3. MTC and ABAG’s lack of response
Needless to say, none of what the comments
establish above was addressed or considered by ABAG and MTC. No changes in
the analysis were offered, and no modifications to the Plan were considered.
ABAG and MTC staff, for their part, simply
ignored the comments that questioned the Plan in their reports to the public
and to the ABAG Executive Board and the MTC commissioners. Their “Summary of
Public Comments” submitted orally and in writing on June 14, 2013, spent much
of its time discussing a public opinion survey where the agencies asked
residents whether they would be in favor of a Plan that helped the economy and
the environment, and made housing more affordable, then spent most of the rest
of the time discussing comments submitted by other government agencies. Their
“Summary of Public Comments” only touched briefly on the substantive concerns
raised in the overwhelming majority of the comment letters by discussing what
they characterized as “information or statements” made by the public about the
Plan that required “correction” or “clarification.”
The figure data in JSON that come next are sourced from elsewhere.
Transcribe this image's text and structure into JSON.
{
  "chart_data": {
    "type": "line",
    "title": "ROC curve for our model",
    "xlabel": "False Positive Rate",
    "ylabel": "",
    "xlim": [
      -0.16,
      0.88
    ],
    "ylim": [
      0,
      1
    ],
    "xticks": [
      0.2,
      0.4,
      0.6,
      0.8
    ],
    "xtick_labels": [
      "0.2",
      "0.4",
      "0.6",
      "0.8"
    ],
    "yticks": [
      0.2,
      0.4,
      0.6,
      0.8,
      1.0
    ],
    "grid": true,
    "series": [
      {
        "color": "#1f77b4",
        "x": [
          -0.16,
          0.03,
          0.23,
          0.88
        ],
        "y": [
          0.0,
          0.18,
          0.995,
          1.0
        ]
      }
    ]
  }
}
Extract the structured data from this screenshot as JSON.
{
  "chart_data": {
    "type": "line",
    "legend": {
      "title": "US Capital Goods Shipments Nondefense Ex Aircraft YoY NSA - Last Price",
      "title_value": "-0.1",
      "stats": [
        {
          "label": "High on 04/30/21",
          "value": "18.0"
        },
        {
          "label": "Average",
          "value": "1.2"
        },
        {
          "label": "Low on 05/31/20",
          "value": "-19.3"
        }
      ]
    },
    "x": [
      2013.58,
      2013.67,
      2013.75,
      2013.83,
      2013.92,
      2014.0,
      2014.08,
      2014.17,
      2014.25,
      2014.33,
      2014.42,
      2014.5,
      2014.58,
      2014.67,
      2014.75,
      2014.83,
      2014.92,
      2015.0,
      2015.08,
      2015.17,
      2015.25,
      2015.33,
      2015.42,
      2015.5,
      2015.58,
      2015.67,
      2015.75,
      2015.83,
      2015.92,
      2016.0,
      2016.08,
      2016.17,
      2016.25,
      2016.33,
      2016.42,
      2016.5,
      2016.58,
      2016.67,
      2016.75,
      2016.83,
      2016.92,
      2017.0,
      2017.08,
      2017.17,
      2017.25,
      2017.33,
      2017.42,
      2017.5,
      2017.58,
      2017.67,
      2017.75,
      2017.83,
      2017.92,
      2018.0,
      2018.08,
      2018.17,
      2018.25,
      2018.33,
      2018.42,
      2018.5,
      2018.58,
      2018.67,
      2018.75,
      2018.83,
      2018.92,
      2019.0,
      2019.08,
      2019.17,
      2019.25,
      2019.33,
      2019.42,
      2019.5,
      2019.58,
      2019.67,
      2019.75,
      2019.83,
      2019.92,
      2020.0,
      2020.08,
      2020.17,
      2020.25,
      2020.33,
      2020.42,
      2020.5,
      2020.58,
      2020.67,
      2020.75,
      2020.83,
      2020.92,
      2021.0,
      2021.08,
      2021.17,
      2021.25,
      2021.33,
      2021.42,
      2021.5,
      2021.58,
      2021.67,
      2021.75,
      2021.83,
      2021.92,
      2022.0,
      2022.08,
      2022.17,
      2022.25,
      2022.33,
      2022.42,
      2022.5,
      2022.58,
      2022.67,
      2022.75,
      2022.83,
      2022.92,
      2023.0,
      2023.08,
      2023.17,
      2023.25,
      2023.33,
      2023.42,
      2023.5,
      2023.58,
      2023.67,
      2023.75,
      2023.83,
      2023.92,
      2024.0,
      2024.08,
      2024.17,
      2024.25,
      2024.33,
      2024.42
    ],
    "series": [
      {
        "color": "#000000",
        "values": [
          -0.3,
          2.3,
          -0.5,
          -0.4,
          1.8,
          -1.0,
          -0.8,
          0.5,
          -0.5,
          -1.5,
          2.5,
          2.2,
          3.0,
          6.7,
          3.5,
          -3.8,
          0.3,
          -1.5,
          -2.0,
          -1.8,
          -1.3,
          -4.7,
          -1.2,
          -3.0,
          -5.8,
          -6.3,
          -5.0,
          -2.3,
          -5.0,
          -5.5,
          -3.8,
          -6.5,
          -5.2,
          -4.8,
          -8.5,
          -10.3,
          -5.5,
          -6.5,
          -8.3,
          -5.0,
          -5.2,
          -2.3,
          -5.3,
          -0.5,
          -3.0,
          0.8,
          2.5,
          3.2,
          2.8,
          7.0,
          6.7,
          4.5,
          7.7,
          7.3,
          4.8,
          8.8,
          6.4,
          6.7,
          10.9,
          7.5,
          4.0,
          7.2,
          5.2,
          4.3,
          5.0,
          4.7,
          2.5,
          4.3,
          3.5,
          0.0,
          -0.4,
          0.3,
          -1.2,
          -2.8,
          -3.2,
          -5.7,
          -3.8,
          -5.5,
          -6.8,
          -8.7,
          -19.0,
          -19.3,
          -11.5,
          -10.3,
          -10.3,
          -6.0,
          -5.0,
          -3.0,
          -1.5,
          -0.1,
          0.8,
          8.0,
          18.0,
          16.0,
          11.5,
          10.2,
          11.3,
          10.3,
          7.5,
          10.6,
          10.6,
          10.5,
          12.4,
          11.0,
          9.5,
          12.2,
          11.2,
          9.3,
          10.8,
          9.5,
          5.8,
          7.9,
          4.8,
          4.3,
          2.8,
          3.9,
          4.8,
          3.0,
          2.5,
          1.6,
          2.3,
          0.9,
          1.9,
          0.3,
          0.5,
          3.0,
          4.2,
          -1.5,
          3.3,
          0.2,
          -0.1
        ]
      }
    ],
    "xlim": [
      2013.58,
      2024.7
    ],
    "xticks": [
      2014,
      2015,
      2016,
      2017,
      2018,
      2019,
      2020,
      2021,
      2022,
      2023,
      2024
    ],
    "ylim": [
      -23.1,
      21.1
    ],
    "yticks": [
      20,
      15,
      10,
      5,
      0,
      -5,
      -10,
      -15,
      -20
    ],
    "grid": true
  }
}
ABAG and MTC’s responses to comments in
the Final EIR were similarly deficient. They lost fifteen letters entirely,
and it wasn’t until Bay Area Citizens repeatedly urged the agencies to look
through their records to find missing comment letters that they found those
missing letters. The responses to the issues raised in individual comment
letters provided by ABAG and MTC were astonishingly dismissive in many cases.
This lack of responsiveness by the agencies was a fitting, though sad, end to
a several year process where citizen concerns, citizen input, and the
substantive issues citizens raised, were completely ignored.